Question

If R and H represent horizontal range and maximum height of the projectile, then the angle of projection with the horizontal is:
$\begin{aligned} & \text{A}.{{\tan }^{-1}}\dfrac{H}{R} \\\ & \text{B}.{{\tan }^{-1}}\dfrac{2H}{R} \\\ & \text{C}.{{\tan }^{-1}}\dfrac{4H}{R} \\\ & \text{D}.{{\tan }^{-1}}\dfrac{4R}{H} \\\ \end{aligned}$

Answer 1

R, the horizontal range of a projectile is the total horizontal distance that travels in a motion. And H is the maximum height a body attains in a projectile before it starts to fall downwards. Here we are asked to find the angle of projection with the horizontal, to solve for that we divide maximum height (H) by range (R).

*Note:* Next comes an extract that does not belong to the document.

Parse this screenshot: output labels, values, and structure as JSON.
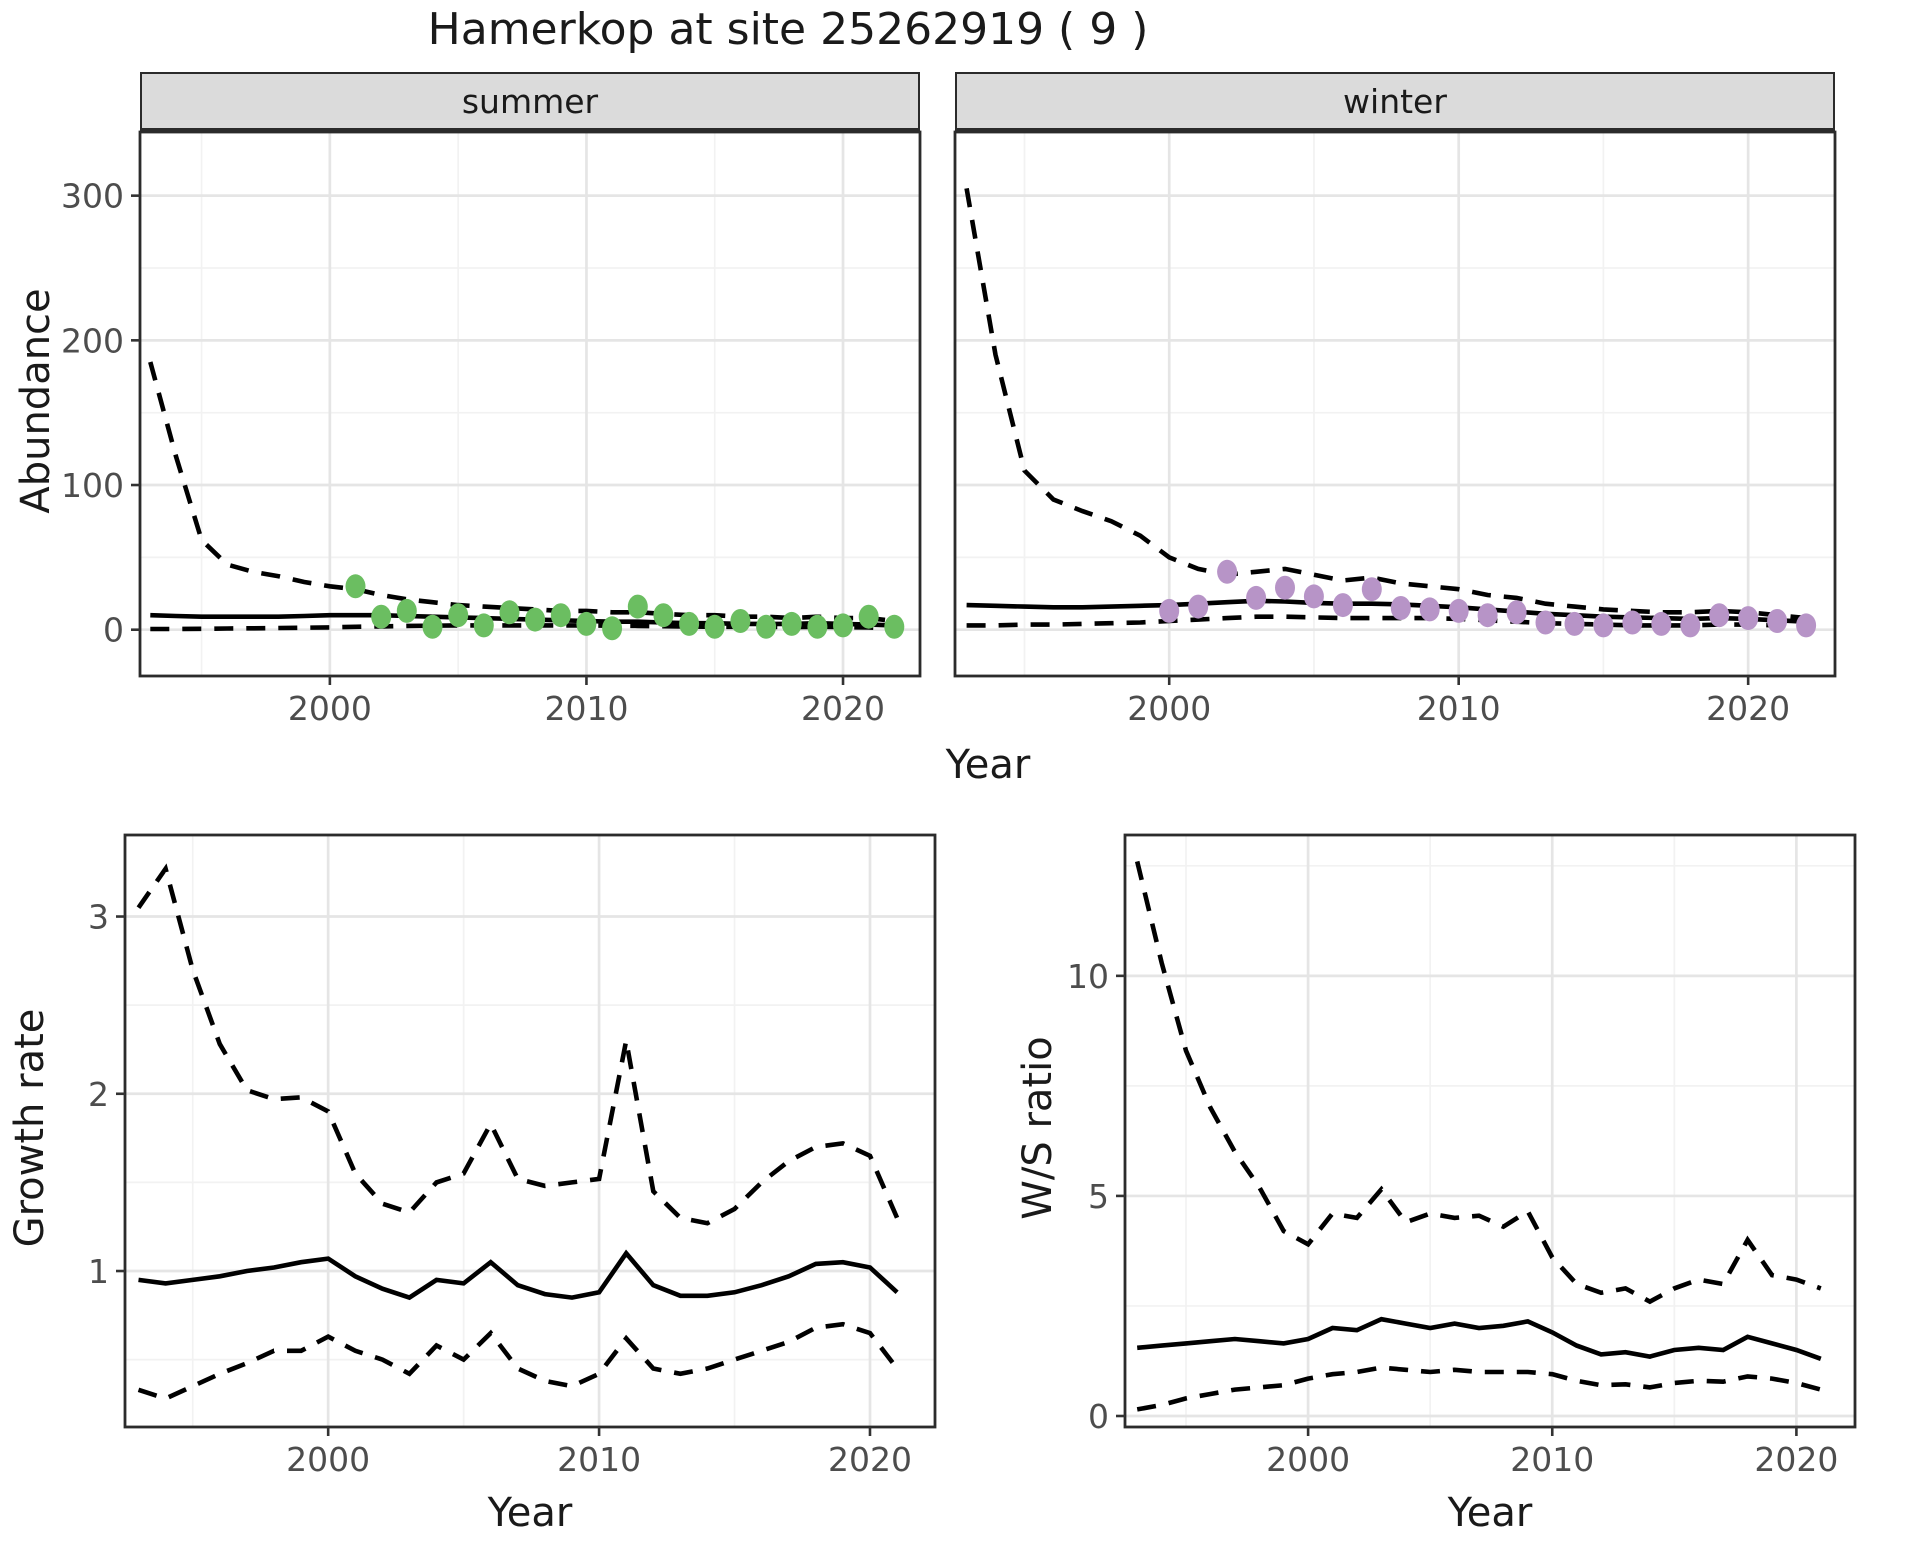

Formula used: $H=\dfrac{{{u}^{2}}{{\sin }^{2}}\theta }{2g}$ And $R=\dfrac{{{u}^{2}}\sin 2\theta }{g}$

Complete step by step answer:
Consider a projectile motion as shown in the above figure. The initial velocity of the projectile is $um/s$, H is the maximum height of the projectile and R is its horizontal range.
We know that maximum height of the projectile H is given by the equation,
$H=\dfrac{{{u}^{2}}{{\sin }^{2}}\theta }{2g}$
And horizontal range is given by the equation,
$R=\dfrac{{{u}^{2}}\sin 2\theta }{g}$
In the question, we are asked to find the angle of projection, i.e. $\theta$.
To find $\theta$ , let us divide the maximum height of the projectile by horizontal range.
Thus we get,
$\dfrac{H}{R}=\left( \dfrac{\dfrac{{{u}^{2}}{{\sin }^{2}}\theta }{2g}}{\dfrac{{{u}^{2}}\sin 2\theta }{g}} \right)$
$\dfrac{H}{R}=\left( \dfrac{{{u}^{2}}{{\sin }^{2}}\theta \times g}{{{u}^{2}}\sin 2\theta \times 2g} \right)$
By solving this equation, we get
$\dfrac{H}{R}=\dfrac{{{\sin }^{2}}\theta }{2\sin 2\theta }$
In the above equation, ${{\sin }^{2}}\theta$ can be written as $\sin \theta \times \sin \theta$
And $\sin 2\theta$ can be written as $2\sin \theta \cos \theta$.
Hence the equation can be rewritten as
$\dfrac{H}{R}=\dfrac{\sin \theta \times \sin \theta }{2\times 2\times \sin \theta \times \cos \theta }$
$\dfrac{H}{R}=\dfrac{\sin \theta }{4\cos \theta }$
We know that, $\dfrac{\sin \theta }{\cos \theta }=\tan \theta$. Therefore the equation can be written as
$\dfrac{H}{R}=\dfrac{1}{4}\tan \theta$
From this equation we get,
$\tan \theta =4\dfrac{H}{R}$
We have to find $\theta$, therefore
$\theta ={{\tan }^{-1}}\dfrac{4H}{R}$
Therefore the angle of projection of the projectile, $\theta ={{\tan }^{-1}}\dfrac{4H}{R}$.

So, the correct answer is “Option D”.

Note: Projectile motion is a motion that a body experiences when it is thrown or projected near the surface of earth. In such a motion the projectile moves in a curved path only under the influence of gravity. Hence the path of a projectile will always be a parabola.